Planned Gifts Build County 4-H Endowments
4-H volunteers build endowments in Kent and Osceola counties with planned gifts
Kent County 4-H Youth Endowment
In 2009, Merry and Jerry Malfroid, of Casnovia, launched an endowment campaign to build a fund to provide long-term support for Kent County 4-H and at the same time honor the service and achievements of Margaret and
Richard Bethel in advancing Kent County 4-H and statewide MSU Extension programs.

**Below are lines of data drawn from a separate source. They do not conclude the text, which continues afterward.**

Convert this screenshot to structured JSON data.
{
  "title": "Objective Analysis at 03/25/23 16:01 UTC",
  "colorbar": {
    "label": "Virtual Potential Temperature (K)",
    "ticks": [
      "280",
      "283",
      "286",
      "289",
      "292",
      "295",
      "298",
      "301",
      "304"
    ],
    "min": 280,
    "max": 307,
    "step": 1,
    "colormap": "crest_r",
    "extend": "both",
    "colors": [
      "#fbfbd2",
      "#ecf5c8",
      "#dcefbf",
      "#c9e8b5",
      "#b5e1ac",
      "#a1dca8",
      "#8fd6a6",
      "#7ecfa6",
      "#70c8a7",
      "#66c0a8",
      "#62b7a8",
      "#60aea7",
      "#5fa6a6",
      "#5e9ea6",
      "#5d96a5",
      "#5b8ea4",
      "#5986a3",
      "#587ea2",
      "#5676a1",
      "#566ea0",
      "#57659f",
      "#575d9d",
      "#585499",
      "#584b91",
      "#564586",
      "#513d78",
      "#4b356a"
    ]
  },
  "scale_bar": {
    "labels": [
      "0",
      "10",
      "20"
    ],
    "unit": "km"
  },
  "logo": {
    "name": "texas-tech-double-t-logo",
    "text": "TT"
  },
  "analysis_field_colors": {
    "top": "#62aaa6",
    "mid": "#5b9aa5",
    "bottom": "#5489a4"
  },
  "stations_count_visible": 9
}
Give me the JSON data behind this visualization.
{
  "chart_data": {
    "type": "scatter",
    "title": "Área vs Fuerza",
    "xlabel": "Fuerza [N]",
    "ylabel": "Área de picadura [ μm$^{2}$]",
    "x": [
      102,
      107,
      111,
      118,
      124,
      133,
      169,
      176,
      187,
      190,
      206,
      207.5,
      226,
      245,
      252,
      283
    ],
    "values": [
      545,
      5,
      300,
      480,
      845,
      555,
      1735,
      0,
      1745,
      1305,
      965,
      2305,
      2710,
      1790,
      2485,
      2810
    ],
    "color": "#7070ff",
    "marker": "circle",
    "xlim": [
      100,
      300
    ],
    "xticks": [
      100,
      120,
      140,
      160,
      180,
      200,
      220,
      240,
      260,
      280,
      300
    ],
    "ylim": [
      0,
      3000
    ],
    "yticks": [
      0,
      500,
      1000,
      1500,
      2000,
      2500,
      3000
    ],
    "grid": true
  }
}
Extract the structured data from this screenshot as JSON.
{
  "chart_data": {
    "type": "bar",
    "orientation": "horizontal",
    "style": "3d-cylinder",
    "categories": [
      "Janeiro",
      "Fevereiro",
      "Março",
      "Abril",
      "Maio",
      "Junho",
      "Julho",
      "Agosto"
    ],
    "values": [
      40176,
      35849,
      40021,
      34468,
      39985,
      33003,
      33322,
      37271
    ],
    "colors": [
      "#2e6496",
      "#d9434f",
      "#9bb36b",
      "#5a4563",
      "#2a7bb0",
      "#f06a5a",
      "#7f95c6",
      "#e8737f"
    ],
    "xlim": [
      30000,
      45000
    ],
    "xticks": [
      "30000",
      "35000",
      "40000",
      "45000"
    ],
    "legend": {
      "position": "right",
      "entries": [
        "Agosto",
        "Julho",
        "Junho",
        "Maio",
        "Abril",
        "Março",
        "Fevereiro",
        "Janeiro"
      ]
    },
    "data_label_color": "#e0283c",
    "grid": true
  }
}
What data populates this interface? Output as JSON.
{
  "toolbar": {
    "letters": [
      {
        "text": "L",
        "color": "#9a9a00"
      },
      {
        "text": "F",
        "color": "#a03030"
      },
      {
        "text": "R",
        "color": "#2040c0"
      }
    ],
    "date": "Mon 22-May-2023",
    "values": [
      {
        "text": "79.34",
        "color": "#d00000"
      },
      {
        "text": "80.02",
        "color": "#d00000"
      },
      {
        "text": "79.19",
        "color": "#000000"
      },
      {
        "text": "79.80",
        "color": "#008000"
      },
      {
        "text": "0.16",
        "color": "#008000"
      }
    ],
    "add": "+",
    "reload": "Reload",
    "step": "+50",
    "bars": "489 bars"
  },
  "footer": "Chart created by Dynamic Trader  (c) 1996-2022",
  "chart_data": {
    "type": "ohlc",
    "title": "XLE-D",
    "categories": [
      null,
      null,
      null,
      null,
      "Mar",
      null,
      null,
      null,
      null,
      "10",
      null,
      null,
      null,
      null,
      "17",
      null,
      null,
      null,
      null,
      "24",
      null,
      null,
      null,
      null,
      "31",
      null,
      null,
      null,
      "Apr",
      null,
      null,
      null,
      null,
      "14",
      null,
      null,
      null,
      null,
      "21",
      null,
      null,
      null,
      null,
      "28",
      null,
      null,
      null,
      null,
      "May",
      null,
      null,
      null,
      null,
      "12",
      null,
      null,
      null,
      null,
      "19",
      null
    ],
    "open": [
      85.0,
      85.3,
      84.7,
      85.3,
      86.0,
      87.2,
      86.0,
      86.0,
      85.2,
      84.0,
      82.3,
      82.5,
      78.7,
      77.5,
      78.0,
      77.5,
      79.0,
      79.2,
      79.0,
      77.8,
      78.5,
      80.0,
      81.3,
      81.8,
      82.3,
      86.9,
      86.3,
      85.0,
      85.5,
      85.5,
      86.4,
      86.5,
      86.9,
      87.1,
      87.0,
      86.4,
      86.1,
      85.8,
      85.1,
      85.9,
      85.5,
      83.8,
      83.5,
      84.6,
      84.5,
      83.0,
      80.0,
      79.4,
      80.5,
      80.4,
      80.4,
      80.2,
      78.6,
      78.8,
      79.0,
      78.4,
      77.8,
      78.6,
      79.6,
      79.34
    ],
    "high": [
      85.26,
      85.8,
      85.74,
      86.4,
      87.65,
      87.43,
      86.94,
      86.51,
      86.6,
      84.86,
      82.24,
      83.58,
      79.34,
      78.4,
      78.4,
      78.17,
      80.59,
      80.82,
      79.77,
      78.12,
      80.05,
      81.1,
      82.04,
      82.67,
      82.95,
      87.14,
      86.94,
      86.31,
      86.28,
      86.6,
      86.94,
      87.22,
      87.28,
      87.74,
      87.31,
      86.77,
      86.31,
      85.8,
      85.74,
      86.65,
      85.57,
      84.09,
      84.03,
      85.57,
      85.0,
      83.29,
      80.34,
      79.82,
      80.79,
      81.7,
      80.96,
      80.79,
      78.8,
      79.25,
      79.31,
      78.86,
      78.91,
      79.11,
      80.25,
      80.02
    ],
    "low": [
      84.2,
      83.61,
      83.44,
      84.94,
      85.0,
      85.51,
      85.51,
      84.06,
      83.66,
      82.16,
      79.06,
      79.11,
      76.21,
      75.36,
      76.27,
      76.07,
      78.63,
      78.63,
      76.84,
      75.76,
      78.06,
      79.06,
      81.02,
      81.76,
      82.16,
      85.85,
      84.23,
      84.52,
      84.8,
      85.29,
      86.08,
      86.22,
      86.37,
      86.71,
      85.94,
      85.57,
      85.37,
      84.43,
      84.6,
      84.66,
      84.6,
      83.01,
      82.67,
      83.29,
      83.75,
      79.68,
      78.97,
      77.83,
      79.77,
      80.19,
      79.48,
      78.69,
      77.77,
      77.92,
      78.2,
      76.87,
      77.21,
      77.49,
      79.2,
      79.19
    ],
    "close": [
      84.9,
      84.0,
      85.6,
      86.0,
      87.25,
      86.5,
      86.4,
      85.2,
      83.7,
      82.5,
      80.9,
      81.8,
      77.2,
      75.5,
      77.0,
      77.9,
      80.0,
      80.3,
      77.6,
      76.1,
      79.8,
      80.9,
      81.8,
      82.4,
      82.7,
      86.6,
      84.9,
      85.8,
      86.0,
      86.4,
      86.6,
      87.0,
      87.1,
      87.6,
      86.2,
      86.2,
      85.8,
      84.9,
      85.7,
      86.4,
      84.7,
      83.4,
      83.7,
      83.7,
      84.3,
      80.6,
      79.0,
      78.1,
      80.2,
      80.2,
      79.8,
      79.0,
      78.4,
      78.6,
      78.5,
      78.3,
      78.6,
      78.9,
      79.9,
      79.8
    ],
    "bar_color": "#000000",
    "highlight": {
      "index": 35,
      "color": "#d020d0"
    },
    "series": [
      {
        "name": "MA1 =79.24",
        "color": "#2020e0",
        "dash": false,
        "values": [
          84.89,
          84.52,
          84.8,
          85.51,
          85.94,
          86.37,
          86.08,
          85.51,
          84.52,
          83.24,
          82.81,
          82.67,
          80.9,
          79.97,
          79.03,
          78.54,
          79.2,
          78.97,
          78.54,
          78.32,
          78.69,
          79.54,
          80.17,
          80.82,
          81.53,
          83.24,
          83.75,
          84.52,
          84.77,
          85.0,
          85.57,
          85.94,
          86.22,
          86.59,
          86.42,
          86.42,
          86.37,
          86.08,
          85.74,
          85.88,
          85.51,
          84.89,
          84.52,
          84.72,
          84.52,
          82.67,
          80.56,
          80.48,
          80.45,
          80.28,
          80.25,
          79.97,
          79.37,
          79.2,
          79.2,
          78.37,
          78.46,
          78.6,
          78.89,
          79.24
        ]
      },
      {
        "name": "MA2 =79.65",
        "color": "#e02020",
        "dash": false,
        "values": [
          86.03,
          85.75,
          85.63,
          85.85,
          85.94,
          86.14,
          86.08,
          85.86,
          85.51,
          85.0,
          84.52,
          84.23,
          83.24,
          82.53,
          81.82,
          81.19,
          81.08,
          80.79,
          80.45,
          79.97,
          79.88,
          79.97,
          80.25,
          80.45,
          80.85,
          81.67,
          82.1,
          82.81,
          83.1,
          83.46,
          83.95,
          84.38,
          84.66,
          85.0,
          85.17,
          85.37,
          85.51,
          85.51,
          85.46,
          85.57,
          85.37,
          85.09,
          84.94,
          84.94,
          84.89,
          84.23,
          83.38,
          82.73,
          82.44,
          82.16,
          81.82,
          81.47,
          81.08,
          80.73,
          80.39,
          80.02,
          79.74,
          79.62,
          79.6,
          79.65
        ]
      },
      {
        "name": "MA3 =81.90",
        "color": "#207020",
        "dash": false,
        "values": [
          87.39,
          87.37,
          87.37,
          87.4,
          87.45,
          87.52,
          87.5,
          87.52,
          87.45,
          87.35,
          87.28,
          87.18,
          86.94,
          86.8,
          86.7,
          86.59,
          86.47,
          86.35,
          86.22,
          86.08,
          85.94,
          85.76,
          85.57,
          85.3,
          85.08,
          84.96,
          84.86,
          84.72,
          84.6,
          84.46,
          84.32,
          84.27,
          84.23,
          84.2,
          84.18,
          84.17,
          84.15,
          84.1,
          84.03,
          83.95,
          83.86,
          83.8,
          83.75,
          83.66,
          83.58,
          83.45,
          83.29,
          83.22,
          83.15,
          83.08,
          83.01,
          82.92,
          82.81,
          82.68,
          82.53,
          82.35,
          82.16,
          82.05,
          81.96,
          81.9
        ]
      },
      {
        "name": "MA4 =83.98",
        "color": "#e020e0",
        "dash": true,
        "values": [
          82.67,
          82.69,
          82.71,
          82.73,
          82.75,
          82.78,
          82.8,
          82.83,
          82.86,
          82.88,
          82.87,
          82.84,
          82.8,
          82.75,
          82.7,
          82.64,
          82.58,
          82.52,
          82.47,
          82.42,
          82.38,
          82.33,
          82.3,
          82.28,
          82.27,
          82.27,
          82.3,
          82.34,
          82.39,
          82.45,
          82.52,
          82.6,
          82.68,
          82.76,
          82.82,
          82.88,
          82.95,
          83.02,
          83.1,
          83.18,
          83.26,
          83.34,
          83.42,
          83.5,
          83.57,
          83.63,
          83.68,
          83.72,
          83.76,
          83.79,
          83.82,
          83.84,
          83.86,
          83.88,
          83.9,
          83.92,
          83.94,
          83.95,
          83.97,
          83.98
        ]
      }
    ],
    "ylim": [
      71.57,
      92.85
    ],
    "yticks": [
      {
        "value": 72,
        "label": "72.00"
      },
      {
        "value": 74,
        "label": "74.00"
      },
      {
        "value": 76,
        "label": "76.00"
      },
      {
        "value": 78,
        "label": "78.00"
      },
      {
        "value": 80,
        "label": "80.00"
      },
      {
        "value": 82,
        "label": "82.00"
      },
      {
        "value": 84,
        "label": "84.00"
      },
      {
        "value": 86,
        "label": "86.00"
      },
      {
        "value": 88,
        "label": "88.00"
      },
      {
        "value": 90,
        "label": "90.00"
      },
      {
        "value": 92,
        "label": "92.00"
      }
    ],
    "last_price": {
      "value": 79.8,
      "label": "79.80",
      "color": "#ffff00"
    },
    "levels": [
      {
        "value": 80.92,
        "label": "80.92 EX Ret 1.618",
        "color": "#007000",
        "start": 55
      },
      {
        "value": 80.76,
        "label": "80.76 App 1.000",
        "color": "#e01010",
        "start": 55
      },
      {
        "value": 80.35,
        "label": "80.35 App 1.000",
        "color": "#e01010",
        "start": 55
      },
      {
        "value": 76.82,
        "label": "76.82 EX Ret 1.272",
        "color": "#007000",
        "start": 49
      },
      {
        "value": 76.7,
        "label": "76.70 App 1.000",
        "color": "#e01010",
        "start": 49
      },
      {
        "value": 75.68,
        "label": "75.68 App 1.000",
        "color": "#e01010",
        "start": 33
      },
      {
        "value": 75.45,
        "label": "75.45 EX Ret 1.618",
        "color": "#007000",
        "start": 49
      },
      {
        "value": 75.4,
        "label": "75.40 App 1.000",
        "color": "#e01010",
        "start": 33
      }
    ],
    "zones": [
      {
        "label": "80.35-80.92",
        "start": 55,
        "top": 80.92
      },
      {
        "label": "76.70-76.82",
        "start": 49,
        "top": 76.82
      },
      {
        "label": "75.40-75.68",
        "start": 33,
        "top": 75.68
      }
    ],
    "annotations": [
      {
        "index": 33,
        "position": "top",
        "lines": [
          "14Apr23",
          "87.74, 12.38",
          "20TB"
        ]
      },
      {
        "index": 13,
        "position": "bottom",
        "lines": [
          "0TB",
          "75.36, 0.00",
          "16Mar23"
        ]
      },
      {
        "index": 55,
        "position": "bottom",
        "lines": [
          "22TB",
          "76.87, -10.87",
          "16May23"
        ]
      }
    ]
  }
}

In the midst of planning for the campaign, Jerry Malfroid was lost to cancer. After a successful campaign led by Merry Malfroid and Maggie and Dick Bethel, the Kent County 4-H Youth Development Fund was fully endowed in 2011. Merry, a long-time Kent County MSU Extension employee, died July 18, 2012. She designated a portion of her estate to grow the Kent County 4-H Youth Development Fund. Because this is an existing county 4-H endowment fund, this estate gift and gifts honoring Merry and others from Kent County also qualify for the 1:1 county 4-H endowment match.
The fund serves not only to honor Jerry and Merry Malfroid’s commitment to Kent County 4-H but also serves as an ongoing tribute to the contributions of all youth and volunteers involved in Kent County 4-H.
Osceola County 4-H Youth Endowment
A charitable gift from the Adrian R.Sengelaub Revocable Trust has established the Osceola County 4-H Youth Endowment Fund.
The fund provides memorial recognition to Adrian Sengelaub and perpetual support for the Osceola County 4-H program. Because this charitable gift funded a general 4-H county endowment fund, it will be matched 1:1 by the county 4-H endowment match fund, doubling its impact for 4-H.
Sengelaub served 20 years as a 4-H leader and had a zeal for life and helping others. He was also active in St. Philip’s Catholic Church and joined the Knights of Columbus in 1940. In retirement, he volunteered for the Commission on Aging, accumulating over 1,000 hours of service.
A lifetime resident of Richmond Township, Reed City, Mich., Seneglaub died July 18, 2008. He attended Trimmer Elementary School where he graduated eighth grade in 1937. He continued his father’s work as a farmer, carpenter and stone/brick mason. He worked for many farmers in the surrounding area over the years. In addition, he worked as a bus driver for St. Philip’s Catholic School and was also employed by Tubelite (Miller industries) for more than 22 years.